Following some more montageing, Buttermaker finds a sponsor for the team (Chico’s Bail Bonds) and recruits a great pitcher, his ex’s daughter, Amanda (Sammi Kane Kraft, a real life Little League pitcher) and a great hitter, long-haired, just-out-of-juvie skater boi Kelly (Jeffrey Davies), who has a crush on Amanda. The other kids keep on for the aren’t-they-cute effect, as the film is vaguely nostalgic for a time when little kids pronouncing obscenities was considered hilarious mischief. Worse, Buttermaker’s efforts to “get down” with his token black player, Ahmad Abdul Rahim (Kenneth “K.C.” Harris), lead to slogany appreciation for the struggle (“Don’t trust whitey”) and the requisite “the shizzle.”
Even for a remake Bad News Bears is surprisingly unimaginative. Worse, its editing seems addled. That’s not to say Buttermaker lacks a trajectory. “Underneath all this bad behavior and language,” says Linklater, “He’s really like a good guy, or, down there somewhere. You could say that about anybody.” Though Buttermaker’s lesson-learning has to do with his generosity with the kids, it’s framed by his relationships with Liz (with whom he does end up in bed, after she confesses her attraction to “the bad-boy, sexy scumbag” type) and the other notable adult in the film, the rival team’s coach Bullock (Greg Kinnear). This guy’s childish behavior makes Buttermaker seem relatively adult, but the contest is hardly worth the time it takes on screen. Bullock complains that Buttermaker is irresponsible, dishonest, and lazy, then cheats, fumes, and fusses.

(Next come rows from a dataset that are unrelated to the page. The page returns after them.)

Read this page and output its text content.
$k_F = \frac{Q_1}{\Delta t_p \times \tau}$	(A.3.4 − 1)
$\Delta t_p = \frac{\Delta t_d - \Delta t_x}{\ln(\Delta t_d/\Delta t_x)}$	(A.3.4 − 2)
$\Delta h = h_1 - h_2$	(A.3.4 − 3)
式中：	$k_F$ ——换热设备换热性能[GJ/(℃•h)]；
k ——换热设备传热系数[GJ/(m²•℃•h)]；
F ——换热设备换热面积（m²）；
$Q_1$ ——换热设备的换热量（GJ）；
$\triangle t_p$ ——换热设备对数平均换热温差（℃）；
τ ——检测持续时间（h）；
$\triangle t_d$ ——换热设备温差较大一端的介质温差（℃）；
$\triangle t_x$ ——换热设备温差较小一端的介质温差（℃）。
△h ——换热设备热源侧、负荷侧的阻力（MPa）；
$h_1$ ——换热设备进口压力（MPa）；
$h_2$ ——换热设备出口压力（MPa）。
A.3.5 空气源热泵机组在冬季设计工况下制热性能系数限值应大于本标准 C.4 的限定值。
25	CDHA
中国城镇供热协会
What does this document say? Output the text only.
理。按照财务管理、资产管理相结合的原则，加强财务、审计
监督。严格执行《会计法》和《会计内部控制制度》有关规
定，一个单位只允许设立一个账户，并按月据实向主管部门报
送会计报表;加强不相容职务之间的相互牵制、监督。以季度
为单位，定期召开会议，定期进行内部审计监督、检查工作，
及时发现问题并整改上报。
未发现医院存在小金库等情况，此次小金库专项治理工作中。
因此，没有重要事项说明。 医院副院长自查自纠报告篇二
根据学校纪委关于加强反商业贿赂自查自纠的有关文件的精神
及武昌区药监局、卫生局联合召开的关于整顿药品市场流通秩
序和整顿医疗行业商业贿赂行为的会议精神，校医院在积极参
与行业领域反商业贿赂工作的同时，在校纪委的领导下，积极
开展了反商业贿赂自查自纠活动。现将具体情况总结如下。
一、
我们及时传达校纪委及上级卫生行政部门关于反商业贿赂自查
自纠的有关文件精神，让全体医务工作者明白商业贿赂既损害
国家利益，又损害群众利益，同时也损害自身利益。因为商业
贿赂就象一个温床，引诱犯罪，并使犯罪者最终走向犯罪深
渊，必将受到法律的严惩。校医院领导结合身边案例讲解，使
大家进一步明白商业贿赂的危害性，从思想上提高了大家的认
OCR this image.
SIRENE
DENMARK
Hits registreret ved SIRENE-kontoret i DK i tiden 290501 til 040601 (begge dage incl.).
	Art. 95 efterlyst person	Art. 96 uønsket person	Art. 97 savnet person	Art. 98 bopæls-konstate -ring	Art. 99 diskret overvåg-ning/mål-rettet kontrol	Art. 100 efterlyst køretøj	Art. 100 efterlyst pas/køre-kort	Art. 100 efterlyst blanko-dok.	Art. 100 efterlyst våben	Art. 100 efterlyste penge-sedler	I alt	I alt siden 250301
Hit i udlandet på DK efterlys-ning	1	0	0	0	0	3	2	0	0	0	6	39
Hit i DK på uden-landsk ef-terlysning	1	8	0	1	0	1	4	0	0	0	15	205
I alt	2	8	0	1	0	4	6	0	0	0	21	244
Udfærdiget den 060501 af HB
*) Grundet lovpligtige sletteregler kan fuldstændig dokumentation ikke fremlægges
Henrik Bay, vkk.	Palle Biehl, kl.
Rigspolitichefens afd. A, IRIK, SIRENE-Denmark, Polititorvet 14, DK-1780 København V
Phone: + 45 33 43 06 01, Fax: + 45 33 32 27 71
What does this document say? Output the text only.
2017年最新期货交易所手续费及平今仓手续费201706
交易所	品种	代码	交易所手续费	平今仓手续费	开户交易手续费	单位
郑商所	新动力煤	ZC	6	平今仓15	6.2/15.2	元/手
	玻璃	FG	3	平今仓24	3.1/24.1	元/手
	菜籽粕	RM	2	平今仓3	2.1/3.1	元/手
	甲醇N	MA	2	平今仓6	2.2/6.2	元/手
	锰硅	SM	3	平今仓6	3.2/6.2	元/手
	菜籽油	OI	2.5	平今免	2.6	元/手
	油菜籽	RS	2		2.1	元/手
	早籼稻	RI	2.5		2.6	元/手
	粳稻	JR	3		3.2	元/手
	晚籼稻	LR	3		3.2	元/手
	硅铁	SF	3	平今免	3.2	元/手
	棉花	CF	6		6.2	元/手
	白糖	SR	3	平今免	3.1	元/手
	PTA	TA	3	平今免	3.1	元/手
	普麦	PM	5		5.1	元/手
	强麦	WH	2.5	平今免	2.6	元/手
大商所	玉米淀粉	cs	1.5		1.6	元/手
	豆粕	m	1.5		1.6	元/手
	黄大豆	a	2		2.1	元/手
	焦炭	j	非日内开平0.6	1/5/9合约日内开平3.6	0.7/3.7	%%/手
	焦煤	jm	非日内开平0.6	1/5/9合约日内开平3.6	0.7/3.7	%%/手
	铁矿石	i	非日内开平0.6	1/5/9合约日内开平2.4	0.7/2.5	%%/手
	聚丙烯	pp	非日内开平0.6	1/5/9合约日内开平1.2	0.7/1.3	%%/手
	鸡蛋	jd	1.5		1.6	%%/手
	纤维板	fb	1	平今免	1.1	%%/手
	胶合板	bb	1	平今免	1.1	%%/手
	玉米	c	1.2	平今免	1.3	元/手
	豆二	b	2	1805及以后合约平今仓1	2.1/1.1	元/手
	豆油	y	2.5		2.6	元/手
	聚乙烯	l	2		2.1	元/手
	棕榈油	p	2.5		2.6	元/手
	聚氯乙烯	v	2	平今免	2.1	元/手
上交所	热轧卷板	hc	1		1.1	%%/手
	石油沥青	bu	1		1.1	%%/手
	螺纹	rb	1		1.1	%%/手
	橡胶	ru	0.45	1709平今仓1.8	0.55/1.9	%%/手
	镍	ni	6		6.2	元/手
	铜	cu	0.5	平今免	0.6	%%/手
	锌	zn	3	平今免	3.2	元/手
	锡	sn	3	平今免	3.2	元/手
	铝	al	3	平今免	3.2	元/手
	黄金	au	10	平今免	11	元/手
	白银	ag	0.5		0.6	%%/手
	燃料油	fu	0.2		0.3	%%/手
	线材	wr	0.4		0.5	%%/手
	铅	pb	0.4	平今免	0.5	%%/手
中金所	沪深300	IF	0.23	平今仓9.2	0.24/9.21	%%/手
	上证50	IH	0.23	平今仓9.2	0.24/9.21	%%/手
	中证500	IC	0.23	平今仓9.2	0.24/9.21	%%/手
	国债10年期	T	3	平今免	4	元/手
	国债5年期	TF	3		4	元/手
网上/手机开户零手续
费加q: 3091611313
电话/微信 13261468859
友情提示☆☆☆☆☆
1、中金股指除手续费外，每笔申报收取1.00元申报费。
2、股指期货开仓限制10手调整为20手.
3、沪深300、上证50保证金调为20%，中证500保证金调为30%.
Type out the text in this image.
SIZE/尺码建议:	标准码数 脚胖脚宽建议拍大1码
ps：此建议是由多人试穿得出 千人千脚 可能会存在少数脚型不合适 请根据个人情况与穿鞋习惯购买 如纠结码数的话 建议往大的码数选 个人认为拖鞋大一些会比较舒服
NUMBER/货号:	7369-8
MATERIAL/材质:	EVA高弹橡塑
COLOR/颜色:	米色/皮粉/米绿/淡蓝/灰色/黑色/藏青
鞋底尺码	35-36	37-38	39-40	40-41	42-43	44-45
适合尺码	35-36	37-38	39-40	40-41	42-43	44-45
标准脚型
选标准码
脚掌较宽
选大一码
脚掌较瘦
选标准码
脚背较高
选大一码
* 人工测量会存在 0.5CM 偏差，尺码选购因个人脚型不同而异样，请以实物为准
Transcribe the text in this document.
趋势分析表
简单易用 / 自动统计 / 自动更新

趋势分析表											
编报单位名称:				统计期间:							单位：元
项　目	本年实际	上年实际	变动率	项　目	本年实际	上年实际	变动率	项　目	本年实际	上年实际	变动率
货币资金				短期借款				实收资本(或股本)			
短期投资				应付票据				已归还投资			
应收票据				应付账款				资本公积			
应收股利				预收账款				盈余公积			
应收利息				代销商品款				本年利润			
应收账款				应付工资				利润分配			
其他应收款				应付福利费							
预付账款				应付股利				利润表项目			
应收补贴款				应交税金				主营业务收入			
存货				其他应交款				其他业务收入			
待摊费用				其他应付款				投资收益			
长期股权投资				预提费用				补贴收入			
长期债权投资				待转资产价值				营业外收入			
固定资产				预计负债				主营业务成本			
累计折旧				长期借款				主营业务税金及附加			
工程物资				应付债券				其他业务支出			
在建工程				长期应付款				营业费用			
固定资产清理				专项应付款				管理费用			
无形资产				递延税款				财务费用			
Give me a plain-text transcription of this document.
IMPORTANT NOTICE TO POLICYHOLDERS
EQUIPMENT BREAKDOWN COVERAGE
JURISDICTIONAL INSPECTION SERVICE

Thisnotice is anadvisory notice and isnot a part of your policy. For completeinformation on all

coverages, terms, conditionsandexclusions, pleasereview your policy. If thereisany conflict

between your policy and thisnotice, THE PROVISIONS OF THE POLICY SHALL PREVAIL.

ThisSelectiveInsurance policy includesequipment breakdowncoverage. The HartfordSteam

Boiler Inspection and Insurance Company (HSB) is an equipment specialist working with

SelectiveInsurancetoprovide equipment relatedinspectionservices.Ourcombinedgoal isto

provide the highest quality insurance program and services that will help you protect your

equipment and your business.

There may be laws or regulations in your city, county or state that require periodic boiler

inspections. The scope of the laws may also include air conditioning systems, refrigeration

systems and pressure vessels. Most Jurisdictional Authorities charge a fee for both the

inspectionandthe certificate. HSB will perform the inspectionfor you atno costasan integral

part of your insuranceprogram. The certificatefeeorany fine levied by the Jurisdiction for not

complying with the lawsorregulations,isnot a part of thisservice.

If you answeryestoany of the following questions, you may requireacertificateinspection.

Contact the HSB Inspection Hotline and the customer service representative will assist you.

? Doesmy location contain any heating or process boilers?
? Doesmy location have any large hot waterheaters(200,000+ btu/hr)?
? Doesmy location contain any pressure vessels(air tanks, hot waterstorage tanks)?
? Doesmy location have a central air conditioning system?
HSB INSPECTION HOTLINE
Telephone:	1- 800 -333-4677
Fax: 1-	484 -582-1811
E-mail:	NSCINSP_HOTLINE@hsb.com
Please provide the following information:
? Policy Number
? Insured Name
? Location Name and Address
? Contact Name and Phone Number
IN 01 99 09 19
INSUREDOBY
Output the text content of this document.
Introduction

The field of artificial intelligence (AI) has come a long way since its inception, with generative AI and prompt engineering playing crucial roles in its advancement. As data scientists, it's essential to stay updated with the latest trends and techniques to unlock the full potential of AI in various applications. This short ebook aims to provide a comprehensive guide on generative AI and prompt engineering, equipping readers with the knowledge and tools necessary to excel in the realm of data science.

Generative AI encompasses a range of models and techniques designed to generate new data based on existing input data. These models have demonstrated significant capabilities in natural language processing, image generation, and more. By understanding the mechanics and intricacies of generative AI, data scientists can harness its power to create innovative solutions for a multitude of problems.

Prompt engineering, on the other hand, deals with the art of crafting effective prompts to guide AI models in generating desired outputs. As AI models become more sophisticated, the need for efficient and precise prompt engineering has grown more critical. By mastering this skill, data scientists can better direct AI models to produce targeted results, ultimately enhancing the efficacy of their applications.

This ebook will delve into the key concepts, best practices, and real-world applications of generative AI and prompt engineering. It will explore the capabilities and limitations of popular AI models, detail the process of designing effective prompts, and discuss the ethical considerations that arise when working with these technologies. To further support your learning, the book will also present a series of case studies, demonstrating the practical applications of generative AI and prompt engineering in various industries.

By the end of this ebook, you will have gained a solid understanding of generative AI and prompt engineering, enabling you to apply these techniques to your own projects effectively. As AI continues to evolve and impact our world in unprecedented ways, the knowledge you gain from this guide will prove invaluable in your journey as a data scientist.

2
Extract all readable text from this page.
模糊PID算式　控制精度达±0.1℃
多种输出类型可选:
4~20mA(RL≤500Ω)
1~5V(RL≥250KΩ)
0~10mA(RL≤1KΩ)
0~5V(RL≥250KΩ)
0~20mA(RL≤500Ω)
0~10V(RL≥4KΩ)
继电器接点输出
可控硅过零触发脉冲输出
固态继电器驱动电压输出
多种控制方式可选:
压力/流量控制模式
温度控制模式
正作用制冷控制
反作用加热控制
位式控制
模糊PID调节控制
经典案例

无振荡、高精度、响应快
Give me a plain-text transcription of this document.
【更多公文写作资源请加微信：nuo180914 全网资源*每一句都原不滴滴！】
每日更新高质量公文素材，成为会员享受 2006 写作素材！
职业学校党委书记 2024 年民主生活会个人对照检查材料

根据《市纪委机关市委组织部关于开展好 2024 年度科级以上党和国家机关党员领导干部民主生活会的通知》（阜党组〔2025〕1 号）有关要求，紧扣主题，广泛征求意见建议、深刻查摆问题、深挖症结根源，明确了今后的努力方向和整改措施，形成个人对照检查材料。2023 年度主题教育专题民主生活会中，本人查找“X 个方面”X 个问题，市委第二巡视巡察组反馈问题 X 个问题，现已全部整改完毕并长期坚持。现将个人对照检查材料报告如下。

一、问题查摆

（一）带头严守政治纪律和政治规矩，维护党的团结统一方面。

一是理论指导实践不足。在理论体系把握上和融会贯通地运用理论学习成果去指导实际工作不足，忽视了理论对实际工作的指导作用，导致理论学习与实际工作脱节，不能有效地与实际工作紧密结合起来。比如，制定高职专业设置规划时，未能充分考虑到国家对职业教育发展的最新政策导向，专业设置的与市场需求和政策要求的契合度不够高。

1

The distinction between the men appears to be something about principle — Buttermaker ends up having a couple, where Bullock reveals he will use his own son to cheat to win a Little League championship — but the line is pretty thin. More to the point, it doesn’t matter. Where Matthau and Tatum O’Neal worked a moment when adult redemption by association with children seemed a worthy aim, now it seems quaint, tired, and a little creepy.